The Commonwealth Bank of Australia (ASX: CBA) share price is marginally lower after the bank admitted the Director of Public Prosecutions (DPP) has levelled criminal charges against the bank for 87 alleged contraventions of the anti-hawking provisions of the Corporations Act.
"The alleged contraventions relate to telephone sales of Simple Life insurance products by CMLA in the period 7 October 2014 to 16 December 2014, a practice that ceased at the end of 2014," the bank's statement read.
Generally criminal charges against an entity are far more serious than civil as they can often lead to imprisonment and disgrace, rather than compensation or fines if found liable in a civil dispute.

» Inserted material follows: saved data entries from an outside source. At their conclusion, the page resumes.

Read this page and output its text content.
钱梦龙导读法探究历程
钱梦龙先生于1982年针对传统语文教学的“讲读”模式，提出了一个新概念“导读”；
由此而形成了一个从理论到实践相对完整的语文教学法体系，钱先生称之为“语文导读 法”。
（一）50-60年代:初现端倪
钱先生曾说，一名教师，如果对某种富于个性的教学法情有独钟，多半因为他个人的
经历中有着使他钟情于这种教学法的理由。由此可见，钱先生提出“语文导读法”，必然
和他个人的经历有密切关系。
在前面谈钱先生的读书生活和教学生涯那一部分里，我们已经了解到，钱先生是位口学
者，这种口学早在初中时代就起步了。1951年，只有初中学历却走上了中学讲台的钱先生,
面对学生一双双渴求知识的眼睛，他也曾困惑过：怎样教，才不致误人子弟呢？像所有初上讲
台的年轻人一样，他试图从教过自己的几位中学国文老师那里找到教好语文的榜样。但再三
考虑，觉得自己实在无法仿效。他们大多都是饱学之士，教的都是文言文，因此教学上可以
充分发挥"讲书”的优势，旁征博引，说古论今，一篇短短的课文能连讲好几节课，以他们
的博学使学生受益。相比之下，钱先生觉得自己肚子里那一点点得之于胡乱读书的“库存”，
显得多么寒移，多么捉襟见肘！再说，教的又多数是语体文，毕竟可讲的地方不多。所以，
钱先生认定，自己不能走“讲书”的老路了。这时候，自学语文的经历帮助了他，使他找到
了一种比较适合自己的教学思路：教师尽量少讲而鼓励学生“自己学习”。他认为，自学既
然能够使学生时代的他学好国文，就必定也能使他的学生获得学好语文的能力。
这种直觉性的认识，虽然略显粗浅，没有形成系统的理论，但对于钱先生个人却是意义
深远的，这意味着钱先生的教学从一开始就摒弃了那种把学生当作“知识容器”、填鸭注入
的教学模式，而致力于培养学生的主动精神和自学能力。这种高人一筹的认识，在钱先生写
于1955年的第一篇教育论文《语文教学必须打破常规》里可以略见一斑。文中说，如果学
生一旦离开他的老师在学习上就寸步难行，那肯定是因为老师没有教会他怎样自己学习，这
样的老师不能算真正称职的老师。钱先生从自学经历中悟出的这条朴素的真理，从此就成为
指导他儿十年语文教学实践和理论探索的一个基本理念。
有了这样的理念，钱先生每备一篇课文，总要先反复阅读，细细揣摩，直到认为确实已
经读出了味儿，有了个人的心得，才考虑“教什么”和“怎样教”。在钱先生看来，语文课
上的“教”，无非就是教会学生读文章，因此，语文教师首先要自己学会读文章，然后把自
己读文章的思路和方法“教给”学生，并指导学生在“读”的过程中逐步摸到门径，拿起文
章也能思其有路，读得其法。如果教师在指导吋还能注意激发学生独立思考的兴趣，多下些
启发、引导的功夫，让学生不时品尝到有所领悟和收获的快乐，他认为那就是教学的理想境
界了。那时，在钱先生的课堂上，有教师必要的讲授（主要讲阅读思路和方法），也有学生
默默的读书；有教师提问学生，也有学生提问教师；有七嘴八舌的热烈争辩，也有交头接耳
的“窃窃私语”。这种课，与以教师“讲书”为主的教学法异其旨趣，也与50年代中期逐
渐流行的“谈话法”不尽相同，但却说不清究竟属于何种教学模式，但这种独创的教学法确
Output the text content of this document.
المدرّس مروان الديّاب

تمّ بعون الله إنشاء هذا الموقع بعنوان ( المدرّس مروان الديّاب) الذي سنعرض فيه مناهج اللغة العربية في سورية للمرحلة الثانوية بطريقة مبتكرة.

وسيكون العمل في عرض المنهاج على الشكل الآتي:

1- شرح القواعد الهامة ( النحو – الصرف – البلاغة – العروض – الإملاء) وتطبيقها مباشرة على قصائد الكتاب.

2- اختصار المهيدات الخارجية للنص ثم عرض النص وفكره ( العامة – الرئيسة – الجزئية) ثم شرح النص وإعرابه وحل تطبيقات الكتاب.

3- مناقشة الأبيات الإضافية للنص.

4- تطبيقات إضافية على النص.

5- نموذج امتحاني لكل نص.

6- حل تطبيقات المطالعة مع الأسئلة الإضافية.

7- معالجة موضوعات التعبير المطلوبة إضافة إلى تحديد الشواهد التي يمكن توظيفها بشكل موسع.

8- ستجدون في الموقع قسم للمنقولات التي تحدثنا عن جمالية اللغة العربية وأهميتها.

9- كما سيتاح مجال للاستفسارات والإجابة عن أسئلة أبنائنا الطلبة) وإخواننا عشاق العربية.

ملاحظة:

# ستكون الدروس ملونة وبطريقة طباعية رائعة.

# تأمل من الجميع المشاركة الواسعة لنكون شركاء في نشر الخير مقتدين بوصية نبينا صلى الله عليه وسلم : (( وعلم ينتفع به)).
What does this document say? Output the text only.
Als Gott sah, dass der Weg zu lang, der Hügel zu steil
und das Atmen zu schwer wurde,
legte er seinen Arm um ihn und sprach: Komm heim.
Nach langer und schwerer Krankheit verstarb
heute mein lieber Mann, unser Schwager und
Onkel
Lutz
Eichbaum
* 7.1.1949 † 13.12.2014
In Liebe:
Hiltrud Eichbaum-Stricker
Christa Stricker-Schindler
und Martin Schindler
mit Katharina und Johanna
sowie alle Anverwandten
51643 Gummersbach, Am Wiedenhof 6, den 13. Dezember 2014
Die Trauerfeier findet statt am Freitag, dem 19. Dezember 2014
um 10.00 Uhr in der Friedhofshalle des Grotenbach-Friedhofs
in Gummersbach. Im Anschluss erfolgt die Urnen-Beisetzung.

Criminal charges are also brought by the DPP as the prosecutor for offences against the commonwealth, rather than a civil case between two private parties that does not involve the state or criminal law.
The anti-hawking legislation in the Corporations Act largely prevents cold calling to sell insurance products, with the Hayne Royal Commission recently recommending ASIC's Hawking Guide (RG 38) effectively be translated into law.
Other banks facing criminal charges for allegedly being part of a trading cartel are Deutsche Bank Australia & Australia & New Zealand Banking Group (ASX: ANZ).
While an alleged dividend stripping fraud scam that is being investigated by German prosecutors has threatened to engulf the normally teflon Macquarie Group Ltd (ASX: MQG).
Although CBA is not likely to face a material financial hit as a result of today's charges, those individuals in the firing line face potentially serious consequences.